This is what I mean when I say that Korean artists should go to Japan and actually work on original Japanese material with actual Japanese musicians - the end result is almost always better-produced, better-executed, pop songs. I'm not saying that all Korean musicians are bad because there are good and bad musicians everywhere you go, I'm just saying that the Japanese industry is much more demanding, and much more experienced than the Korean one - it takes a lot more than a few dozen thousand albums to last.
Working with Japanese musicians who are experienced in both making music and surviving in a cut-throat industry may or may not make these idols better musicians, but will always broaden their perspectives. Idols need to know that there are other types of music in the world because it will ultimately help them decide which songs to really pursue. That and it teaches them a thing or two about artistic identity.
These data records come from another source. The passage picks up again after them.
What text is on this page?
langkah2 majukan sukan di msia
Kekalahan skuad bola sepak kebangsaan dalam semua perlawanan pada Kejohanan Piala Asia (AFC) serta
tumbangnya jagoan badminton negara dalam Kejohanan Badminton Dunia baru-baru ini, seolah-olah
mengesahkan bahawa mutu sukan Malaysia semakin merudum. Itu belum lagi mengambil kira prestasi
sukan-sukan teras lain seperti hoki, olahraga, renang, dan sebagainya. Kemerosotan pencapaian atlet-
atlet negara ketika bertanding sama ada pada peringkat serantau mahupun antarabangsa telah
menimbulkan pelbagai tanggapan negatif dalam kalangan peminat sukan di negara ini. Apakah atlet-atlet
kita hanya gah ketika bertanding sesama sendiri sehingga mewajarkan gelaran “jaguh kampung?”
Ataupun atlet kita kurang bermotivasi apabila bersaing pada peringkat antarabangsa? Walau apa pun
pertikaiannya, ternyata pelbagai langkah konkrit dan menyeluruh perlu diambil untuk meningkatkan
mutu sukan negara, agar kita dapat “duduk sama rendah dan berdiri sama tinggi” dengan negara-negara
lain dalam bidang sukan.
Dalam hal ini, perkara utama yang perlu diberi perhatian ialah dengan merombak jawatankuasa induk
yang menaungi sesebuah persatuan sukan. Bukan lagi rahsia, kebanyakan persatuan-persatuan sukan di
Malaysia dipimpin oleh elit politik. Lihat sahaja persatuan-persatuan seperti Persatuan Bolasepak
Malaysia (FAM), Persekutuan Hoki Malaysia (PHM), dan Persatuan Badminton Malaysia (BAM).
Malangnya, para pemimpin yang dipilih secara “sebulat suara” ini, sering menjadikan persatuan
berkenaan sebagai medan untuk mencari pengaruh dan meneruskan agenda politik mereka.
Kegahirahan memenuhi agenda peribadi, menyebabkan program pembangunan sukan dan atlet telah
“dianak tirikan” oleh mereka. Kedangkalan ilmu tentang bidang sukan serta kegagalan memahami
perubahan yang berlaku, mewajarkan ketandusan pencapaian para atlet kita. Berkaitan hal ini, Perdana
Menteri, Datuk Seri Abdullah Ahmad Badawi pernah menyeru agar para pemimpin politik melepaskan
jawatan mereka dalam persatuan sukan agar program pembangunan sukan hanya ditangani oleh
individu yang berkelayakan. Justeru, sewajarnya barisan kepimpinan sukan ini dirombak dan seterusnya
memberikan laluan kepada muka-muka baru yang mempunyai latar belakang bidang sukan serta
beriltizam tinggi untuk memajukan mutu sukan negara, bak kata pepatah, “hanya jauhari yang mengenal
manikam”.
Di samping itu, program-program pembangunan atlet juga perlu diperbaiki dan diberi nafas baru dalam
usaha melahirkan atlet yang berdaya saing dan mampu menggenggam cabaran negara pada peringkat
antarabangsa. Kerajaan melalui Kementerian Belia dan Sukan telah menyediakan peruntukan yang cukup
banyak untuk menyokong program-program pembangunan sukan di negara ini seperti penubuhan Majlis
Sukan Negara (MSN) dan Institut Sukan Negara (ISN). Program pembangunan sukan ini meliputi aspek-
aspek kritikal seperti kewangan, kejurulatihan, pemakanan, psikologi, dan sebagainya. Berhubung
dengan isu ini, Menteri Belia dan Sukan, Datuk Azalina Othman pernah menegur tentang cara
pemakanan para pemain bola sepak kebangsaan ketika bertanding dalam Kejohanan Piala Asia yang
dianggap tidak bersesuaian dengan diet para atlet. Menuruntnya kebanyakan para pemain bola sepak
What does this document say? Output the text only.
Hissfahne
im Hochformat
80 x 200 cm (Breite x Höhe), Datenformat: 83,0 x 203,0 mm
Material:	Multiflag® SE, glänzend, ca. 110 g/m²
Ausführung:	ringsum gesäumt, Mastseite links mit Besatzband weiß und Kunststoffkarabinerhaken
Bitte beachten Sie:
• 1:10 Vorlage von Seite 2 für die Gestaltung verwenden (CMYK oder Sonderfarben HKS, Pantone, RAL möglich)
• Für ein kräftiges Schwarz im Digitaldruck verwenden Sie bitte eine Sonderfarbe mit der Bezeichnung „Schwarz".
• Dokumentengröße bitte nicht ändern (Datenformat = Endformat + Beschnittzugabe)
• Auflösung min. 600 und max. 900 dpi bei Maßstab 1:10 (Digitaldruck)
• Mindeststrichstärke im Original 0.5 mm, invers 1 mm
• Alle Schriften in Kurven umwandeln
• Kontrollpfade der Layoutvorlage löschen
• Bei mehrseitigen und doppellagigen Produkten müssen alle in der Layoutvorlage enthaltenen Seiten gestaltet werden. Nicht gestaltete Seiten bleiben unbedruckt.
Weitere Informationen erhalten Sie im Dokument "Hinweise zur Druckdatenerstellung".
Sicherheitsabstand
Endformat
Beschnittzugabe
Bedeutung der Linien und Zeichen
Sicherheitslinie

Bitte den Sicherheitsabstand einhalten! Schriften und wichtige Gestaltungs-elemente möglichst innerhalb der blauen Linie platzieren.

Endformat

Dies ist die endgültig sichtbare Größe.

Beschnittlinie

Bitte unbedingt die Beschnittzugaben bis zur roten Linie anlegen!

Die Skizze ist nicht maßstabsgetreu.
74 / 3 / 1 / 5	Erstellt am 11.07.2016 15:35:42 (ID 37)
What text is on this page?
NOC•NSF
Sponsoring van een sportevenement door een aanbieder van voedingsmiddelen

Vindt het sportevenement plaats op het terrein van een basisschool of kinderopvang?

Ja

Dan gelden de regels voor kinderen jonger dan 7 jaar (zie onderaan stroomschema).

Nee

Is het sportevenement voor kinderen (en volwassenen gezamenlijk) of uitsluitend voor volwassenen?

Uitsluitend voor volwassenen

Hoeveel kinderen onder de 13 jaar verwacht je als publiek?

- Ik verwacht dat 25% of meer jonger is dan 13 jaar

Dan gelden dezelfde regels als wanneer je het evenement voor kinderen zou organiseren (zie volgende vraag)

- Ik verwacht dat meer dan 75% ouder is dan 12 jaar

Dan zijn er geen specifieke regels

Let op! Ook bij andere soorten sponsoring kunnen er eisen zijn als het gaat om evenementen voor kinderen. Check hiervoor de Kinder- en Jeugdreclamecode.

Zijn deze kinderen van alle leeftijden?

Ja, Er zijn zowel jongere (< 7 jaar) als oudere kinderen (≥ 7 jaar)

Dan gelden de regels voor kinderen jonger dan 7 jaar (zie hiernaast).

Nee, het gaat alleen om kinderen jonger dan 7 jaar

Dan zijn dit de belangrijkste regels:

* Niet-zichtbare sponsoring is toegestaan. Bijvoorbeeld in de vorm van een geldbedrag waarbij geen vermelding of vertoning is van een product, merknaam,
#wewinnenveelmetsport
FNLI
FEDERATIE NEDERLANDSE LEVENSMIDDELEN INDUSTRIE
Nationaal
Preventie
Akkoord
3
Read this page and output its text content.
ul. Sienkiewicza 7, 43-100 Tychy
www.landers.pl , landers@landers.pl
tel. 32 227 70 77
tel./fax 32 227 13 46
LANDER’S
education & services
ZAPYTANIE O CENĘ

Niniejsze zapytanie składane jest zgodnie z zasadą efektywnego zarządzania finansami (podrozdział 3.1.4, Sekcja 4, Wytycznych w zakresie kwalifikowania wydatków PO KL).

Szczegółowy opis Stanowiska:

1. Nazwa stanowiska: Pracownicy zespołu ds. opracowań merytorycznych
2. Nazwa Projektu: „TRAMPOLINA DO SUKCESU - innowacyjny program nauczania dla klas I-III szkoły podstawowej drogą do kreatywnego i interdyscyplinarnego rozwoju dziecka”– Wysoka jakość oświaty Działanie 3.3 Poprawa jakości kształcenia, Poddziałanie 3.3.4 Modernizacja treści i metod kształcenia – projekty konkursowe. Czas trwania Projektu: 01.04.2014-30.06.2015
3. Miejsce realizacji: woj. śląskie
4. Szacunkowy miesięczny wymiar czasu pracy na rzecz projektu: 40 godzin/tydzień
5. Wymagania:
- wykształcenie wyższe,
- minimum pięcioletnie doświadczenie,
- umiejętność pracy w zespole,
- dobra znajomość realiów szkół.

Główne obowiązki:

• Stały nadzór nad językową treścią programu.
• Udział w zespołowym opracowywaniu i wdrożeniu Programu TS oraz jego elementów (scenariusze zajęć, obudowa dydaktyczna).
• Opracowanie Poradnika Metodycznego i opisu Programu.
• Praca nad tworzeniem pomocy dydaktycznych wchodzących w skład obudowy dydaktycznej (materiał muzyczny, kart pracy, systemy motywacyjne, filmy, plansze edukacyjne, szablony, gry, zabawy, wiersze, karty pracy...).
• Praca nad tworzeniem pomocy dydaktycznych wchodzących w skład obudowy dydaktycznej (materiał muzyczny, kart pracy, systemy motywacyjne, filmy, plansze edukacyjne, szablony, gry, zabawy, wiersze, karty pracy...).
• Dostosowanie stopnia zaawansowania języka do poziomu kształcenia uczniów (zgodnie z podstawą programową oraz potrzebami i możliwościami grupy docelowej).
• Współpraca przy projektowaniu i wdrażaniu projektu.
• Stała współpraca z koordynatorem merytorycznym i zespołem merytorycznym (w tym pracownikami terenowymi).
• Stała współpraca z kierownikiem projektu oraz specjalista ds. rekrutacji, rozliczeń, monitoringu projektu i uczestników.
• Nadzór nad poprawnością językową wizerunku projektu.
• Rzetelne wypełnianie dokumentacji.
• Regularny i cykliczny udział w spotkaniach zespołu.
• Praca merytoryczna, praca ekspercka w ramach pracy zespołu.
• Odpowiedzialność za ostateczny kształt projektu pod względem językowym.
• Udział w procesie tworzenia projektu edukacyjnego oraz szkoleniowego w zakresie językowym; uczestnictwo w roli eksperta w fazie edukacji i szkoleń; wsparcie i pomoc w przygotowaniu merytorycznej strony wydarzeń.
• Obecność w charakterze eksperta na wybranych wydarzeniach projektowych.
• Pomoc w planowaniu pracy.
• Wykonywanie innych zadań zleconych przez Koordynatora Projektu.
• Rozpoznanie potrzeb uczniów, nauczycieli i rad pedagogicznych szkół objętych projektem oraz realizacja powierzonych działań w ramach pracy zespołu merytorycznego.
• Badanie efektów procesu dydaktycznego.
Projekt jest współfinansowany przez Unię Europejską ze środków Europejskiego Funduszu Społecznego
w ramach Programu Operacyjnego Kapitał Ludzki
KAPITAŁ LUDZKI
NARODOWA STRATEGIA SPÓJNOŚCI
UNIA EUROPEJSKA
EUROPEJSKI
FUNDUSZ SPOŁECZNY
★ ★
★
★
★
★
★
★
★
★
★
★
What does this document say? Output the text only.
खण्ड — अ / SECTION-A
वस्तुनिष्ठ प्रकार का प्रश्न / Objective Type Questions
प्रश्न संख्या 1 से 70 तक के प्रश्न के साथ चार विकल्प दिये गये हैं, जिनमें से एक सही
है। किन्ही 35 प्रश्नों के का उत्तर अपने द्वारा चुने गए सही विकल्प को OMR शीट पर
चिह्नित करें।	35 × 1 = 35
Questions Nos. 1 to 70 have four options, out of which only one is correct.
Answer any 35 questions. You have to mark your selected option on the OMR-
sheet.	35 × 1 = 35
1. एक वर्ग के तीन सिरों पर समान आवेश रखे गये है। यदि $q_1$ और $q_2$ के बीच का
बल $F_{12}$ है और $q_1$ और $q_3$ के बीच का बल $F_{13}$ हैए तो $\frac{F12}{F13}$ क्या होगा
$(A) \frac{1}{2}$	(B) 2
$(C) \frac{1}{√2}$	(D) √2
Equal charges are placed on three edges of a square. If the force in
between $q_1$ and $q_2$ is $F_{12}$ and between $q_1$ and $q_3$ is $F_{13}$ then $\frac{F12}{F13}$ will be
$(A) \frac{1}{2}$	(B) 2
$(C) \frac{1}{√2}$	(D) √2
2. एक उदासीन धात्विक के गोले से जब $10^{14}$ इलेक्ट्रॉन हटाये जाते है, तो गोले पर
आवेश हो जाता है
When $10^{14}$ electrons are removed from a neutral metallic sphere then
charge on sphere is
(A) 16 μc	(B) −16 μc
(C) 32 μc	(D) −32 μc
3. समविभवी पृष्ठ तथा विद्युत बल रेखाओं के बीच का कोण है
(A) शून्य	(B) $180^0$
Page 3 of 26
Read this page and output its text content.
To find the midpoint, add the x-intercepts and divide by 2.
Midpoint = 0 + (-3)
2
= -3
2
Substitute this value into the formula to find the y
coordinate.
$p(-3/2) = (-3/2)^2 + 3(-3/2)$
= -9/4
Jumping has become my prime example. Originally intended for the Japanese market but written by Koreans - I assume that because KARA had already spent some time in Japan, they, or their label, kind of learned how to pick songs. The production on this is spot-on - it's got enough of Japan's cheesecake-ness, the emphasis on little details, and Korea's cookie-ness, the crisp and sometimes thin sound. The hook is catchy in the Korean way, but the rest of the chorus is lay-low in the Japanese way.
Now all KARA really have to do is straighten out their vocals. For heaven's sake can someone please whip these girls' voices into shape? I love the songs, but I can't listen to them for more than a couple of times because the vocals annoy me beyond belief.